Murray told the court that he was ‘so scared’ at this stage that he said yes as he thought they might leave him if he said so. He said that O’Grady subsequently pulled him out of the car and hit him ‘two or three times’ and that Moran was shouting at O’Grady to stop.
He described the fact that Shane Moran and Jonathan Spelman were going to testify that no assault took place in their presence as ‘lies’ and that ‘they are trying to protect the two lads (Dyra and O’Grady)’.
Murray said that he then got his clothes and belongings back and that Moran and Spelman helped him to his car. Then, he said, on the Glenhest Road on his way home Moran pulled him over and cleaned him up with a scarf and water from a puddle and gave him his Louisburgh GAA jersey, as, Murray said, his own white hoody was ‘covered in blood’.
He said when he eventually got home and showered, he went into his parents and broke down crying.

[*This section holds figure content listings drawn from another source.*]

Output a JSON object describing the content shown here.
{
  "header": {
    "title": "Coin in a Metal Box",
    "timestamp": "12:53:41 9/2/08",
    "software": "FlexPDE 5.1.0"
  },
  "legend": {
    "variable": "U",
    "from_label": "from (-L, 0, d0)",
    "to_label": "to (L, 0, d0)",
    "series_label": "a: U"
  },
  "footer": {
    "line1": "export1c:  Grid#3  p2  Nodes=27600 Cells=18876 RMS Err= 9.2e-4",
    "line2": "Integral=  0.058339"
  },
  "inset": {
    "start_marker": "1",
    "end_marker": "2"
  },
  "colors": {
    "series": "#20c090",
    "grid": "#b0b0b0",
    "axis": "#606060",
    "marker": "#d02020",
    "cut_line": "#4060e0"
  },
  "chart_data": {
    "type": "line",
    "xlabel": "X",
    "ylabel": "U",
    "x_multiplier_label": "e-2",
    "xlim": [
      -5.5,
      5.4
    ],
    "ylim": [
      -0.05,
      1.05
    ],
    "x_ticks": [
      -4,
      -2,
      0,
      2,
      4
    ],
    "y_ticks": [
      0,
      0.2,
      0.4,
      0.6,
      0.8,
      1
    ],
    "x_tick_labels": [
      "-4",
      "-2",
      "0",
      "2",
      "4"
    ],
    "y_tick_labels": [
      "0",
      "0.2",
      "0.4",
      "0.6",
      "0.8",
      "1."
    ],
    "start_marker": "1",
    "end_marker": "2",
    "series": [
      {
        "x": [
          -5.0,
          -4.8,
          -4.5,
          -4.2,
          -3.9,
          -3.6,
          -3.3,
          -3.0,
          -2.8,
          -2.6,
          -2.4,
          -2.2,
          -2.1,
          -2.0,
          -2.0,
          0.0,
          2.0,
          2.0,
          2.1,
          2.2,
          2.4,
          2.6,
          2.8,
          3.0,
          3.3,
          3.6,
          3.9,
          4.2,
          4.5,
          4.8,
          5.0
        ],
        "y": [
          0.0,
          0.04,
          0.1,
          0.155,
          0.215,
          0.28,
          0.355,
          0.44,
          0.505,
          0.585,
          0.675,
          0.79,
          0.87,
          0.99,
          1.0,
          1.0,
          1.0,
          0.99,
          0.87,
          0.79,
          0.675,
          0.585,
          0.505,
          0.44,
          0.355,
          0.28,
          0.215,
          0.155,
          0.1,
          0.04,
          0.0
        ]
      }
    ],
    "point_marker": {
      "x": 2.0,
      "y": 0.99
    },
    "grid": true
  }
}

He said his nose was bleeding, both ears were swelled and his eyes were ‘blackened’.
The court also heard of another assault, in which Murray accused Dyra of assaulting him at Glenhest Rovers soccer training the following Tuesday, May 31.

Sentencing adjourned
Under cross-examination from Eoin Garavan, Murray said the reason for the delay in reporting the incidents to the Gardaí – he first made contact on June 11 – was that the rape allegation was foremost in his mind. Mr Garavan said that Dyra and O’Grady would say to the court that when Murray said he had ‘rode’ the girl, he said it in a triumphalist way, which Murray denied.
The court also heard that Murray subsequently sent a text to Dyra to meet him at a shed near Dyra’s house to ‘try and get it sorted’. Murray told the court that he told Dyra he ‘would not go to the cops’ if the girl accusing him of rape ‘admitted that it didn’t happen’.
At this stage, Judge Rory MacCabe acceded to a prosecution application to send the jury away due to a matter arising. After lunch the prosecution said that both accused had agreed to plead guilty to a charge of coercion, and that sentencing would take place next January.